Se você é uma dessas pessoas que se sente julgada e tem ranço de pautas progressistas, responde aqui contando um pouco. Sigilo total :)
→ O documentário recém lançado pela Netflix sobre os Racionais MCs, Racionais: Das Ruas de São Paulo Pro Mundo, é uma aula de resistência na prática e mesmo que você não curta o som, veja para entender o que tanto se fala sobre classe, raça e tbm gênero pela perspectiva de um dos grupos mais importantes que tem por aqui.

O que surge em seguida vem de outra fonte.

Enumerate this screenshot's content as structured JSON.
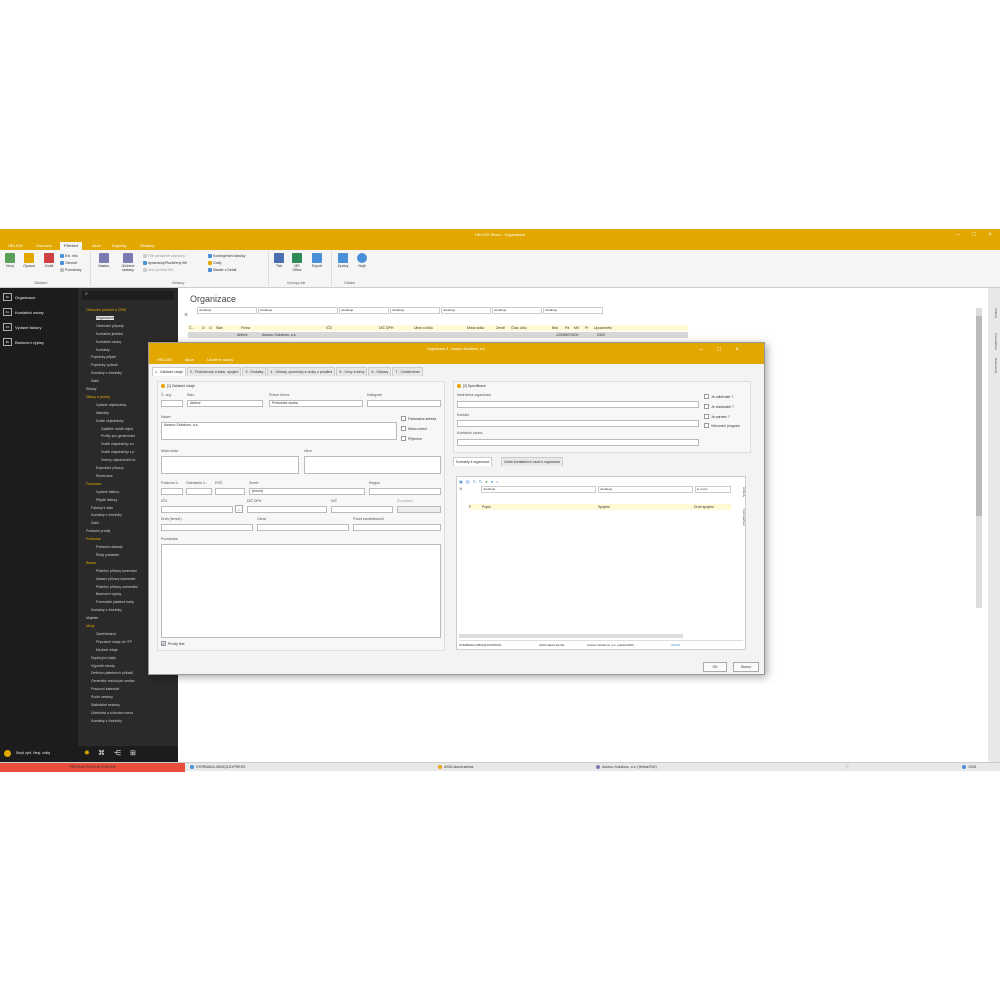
{
  "app": {
    "title": "HELIOS iNuvo - Organizace"
  },
  "menu": {
    "items": [
      "HELIOS",
      "Domovní",
      "Přehled",
      "Akce",
      "Doplňky",
      "Sestavy"
    ],
    "active": 2
  },
  "ribbon": {
    "nový": "Nový",
    "oprava": "Oprava",
    "zrusit": "Zrušit",
    "ext_info": "Ext. info",
    "obnovit": "Obnovit",
    "poznamky": "Poznámky",
    "group_zakladni": "Základní",
    "nastav": "Nastav.",
    "ulozene_sestavy": "Uložené sestavy",
    "filtr_oznacene": "Filtr označené záznamy",
    "dynamicky_filtr": "dynamický/Rozšířený filtr",
    "zrusit_filtr": "Zruš prohlíží filtr",
    "kontingencni": "Kontingenční tabulky",
    "grafy": "Grafy",
    "master_detail": "Master x Detail",
    "group_sestavy": "Sestavy",
    "tisk": "Tisk",
    "ms_office": "MS Office",
    "export": "Export",
    "group_vystupy": "Výstupy dat",
    "zpravy": "Zprávy",
    "najit": "Najít",
    "group_ostatni": "Ostatní"
  },
  "leftnav": {
    "items": [
      {
        "badge": "Or",
        "label": "Organizace"
      },
      {
        "badge": "Ko",
        "label": "Kontaktní osoby"
      },
      {
        "badge": "VF",
        "label": "Vydané faktury"
      },
      {
        "badge": "Bv",
        "label": "Bankovní výpisy"
      }
    ],
    "bottom": "Skrýt vyhl. Nezj. volby"
  },
  "tree": {
    "items": [
      {
        "label": "Obchodní partneři a CRM",
        "cat": true,
        "indent": 0
      },
      {
        "label": "Organizace",
        "sel": true,
        "indent": 2
      },
      {
        "label": "Obchodní případy",
        "indent": 2
      },
      {
        "label": "Kontaktní jednání",
        "indent": 2
      },
      {
        "label": "Kontaktní osoby",
        "indent": 2
      },
      {
        "label": "Kontakty",
        "indent": 2
      },
      {
        "label": "Poptávky přijaté",
        "indent": 1
      },
      {
        "label": "Poptávky vydané",
        "indent": 1
      },
      {
        "label": "Kontakty z číselníky",
        "indent": 1
      },
      {
        "label": "Další",
        "indent": 1
      },
      {
        "label": "Sklady",
        "indent": 0
      },
      {
        "label": "Nákup a prodej",
        "cat": true,
        "indent": 0
      },
      {
        "label": "Vydané objednávky",
        "indent": 2
      },
      {
        "label": "Nabídky",
        "indent": 2
      },
      {
        "label": "Došlé objednávky",
        "indent": 2
      },
      {
        "label": "Zajištění došlé objed",
        "indent": 3
      },
      {
        "label": "Profily pro generováni",
        "indent": 3
      },
      {
        "label": "Došlé objednávky a c",
        "indent": 3
      },
      {
        "label": "Došlé objednávky s p",
        "indent": 3
      },
      {
        "label": "Změny objednávek ho",
        "indent": 3
      },
      {
        "label": "Expediční příkazy",
        "indent": 2
      },
      {
        "label": "Rezervace",
        "indent": 2
      },
      {
        "label": "Fakturace",
        "cat": true,
        "indent": 0
      },
      {
        "label": "Vydané faktury",
        "indent": 2
      },
      {
        "label": "Přijaté faktury",
        "indent": 2
      },
      {
        "label": "Faktury k datu",
        "indent": 1
      },
      {
        "label": "Kontakty z číselníky",
        "indent": 1
      },
      {
        "label": "Další",
        "indent": 1
      },
      {
        "label": "Pokladní prodej",
        "indent": 0
      },
      {
        "label": "Pokladna",
        "cat": true,
        "indent": 0
      },
      {
        "label": "Pokladní doklady",
        "indent": 2
      },
      {
        "label": "Řady pokladen",
        "indent": 2
      },
      {
        "label": "Banka",
        "cat": true,
        "indent": 0
      },
      {
        "label": "Platební příkazy tuzemské",
        "indent": 2
      },
      {
        "label": "Inkasní příkazy tuzemské",
        "indent": 2
      },
      {
        "label": "Platební příkazy zahraniční",
        "indent": 2
      },
      {
        "label": "Bankovní výpisy",
        "indent": 2
      },
      {
        "label": "Formuláře platební karty",
        "indent": 2
      },
      {
        "label": "Kontakty z číselníky",
        "indent": 1
      },
      {
        "label": "Majetek",
        "indent": 0
      },
      {
        "label": "Mzdy",
        "cat": true,
        "indent": 0
      },
      {
        "label": "Zaměstnanci",
        "indent": 2
      },
      {
        "label": "Přípravné údaje do ITP",
        "indent": 2
      },
      {
        "label": "Mzdové údaje",
        "indent": 2
      },
      {
        "label": "Doplňující údaje",
        "indent": 1
      },
      {
        "label": "Výpočet mezdy",
        "indent": 1
      },
      {
        "label": "Definice platebních příkazů",
        "indent": 1
      },
      {
        "label": "Generátor mzdových sestav",
        "indent": 1
      },
      {
        "label": "Pracovní kalendář",
        "indent": 1
      },
      {
        "label": "Roční sestavy",
        "indent": 1
      },
      {
        "label": "Statistické sestavy",
        "indent": 1
      },
      {
        "label": "Účetnictví a účtování mezd",
        "indent": 1
      },
      {
        "label": "Kontakty z číselníky",
        "indent": 1
      }
    ]
  },
  "main": {
    "heading": "Organizace",
    "filters": [
      "obsahuje",
      "obsahuje",
      "obsahuje",
      "obsahuje",
      "obsahuje",
      "obsahuje",
      "obsahuje"
    ],
    "columns": [
      "Č...",
      "O",
      "O",
      "Stav",
      "Firma",
      "IČO",
      "DIČ DPH",
      "Ulice a číslo",
      "Místo sídla",
      "Země",
      "Číslo účtu",
      "Bnk",
      "Pa",
      "MV",
      "Pr",
      "Upozornění"
    ],
    "row": [
      "Aktivní",
      "Asseco Solutions, a.s.",
      "",
      "",
      "",
      "",
      "",
      "1234567/0100",
      "0300"
    ]
  },
  "sidebar": {
    "tabs": [
      "Atributy",
      "Formulářové",
      "Dokumenty"
    ]
  },
  "statusbar": {
    "red": "PŘEDNASTAVENÁ ČERVEŇ",
    "server": "STERBADA-NB\\SQLEXPRESS",
    "user": "ASOL\\david.sterba",
    "company": "Asseco Solutions, a.s. (Helios/S00)",
    "count": "1/001"
  },
  "dialog": {
    "title": "Organizace 3 - Asseco Solutions, a.s.",
    "menu": [
      "HELIOS",
      "Akce",
      "Uložené názvy"
    ],
    "tabs": [
      "1 - Základní údaje",
      "2 - Podrobnosti a bank. spojení",
      "3 - Dodatky",
      "4 - Úhrady, upomínky a úroky z prodlení",
      "5 - Ceny a slevy",
      "6 - Odkazy",
      "7 - Credtechnet"
    ],
    "section1": "[1] Základní údaje",
    "section2": "[2] Specifikace",
    "cislo_label": "Č. org:",
    "stav_label": "Stav:",
    "stav_value": "Aktivní",
    "pravni_forma_label": "Právní forma",
    "pravni_forma_value": "Právnická osoba",
    "kategorie_label": "Kategorie",
    "nazev_label": "Název",
    "nazev_value": "Asseco Solutions, a.s.",
    "fakturacni": "Fakturační adresa",
    "misto_urceni": "Místo určení",
    "prijemce": "Příjemce",
    "misto_sidla_label": "Místo sídla",
    "ulice_label": "Ulice",
    "psc_label": "Poštovní č.:",
    "orient_label": "Orientační č.:",
    "psc2_label": "PSČ:",
    "zeme_label": "Země:",
    "zeme_value": "(enum)",
    "region_label": "Region",
    "ico_label": "IČO",
    "dic_label": "DIČ DPH",
    "dic2_label": "DIČ",
    "dic_poslani": "ID poslání",
    "druh_label": "Druh (firmně)",
    "obrat_label": "Obrat",
    "pocet_label": "Počet zaměstnanců",
    "poznamka_label": "Poznámka",
    "prosty_text": "Prostý text",
    "nadrizena_label": "Nadřízená organizace",
    "kontakt_label": "Kontakt",
    "kontaktni_osoba_label": "Kontaktní osoba",
    "je_odberatel": "Je odběratel ?",
    "je_dodavatel": "Je dodavatel ?",
    "je_partner": "Je partner ?",
    "vernostni": "Věrnostní program",
    "sub_tabs": [
      "Kontakty k organizaci",
      "Vztah kontaktních osob k organizaci"
    ],
    "sub_filters": [
      "obsahuje",
      "obsahuje",
      "je rovno"
    ],
    "sub_cols": [
      "Popis",
      "Spojení",
      "Druh spojení"
    ],
    "sub_side": [
      "Atributy",
      "Formulářové"
    ],
    "sub_status": {
      "server": "STERBADA-NB\\SQLEXPRESS",
      "user": "ASOL\\david.sterba",
      "company": "Asseco Solutions, a.s. (Helios/S00)",
      "count": "0/0000"
    },
    "ok": "OK",
    "storno": "Storno"
  }
}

→ Desculpe te Incomodar: o filme não é novo, mas só vi por agora e mostra de forma irônica e bem humorada a tragédia de trabalhadores de um call center, e como ter sucesso nesse mundo hostil.
→ Podcast projeto Querino: o ótimo material apresentado pelo jornalista Tiago Rogero mostra a versão da história do Brasil que não aprendemos na escola, tendo pessoas negras como personagens centrais da narrativa. É bizarro o quão pouco sabemos sobre acontecimentos essenciais.
Pra fechar por aqui, quem participou de alguma edição do Clima Online vai lembrar da Aldren. Ela lançou recentemente o financiamento coletivo de seu projeto De Quantas Pessoas Negras Você Comprou Hoje, que pretende dar continuidade e ampliar o trabalho que ela já faz pela mais afro de curadoria de profissionais negros/as, bolsas de estudo e treinamentos de diversidade.
A verba vai servir para construir uma plataforma online que vai facilitar a conexão entre pessoas, negócios, oportunidades e educação.
Conheça mais sobre o projeto, as recompensas e contribua aqui :)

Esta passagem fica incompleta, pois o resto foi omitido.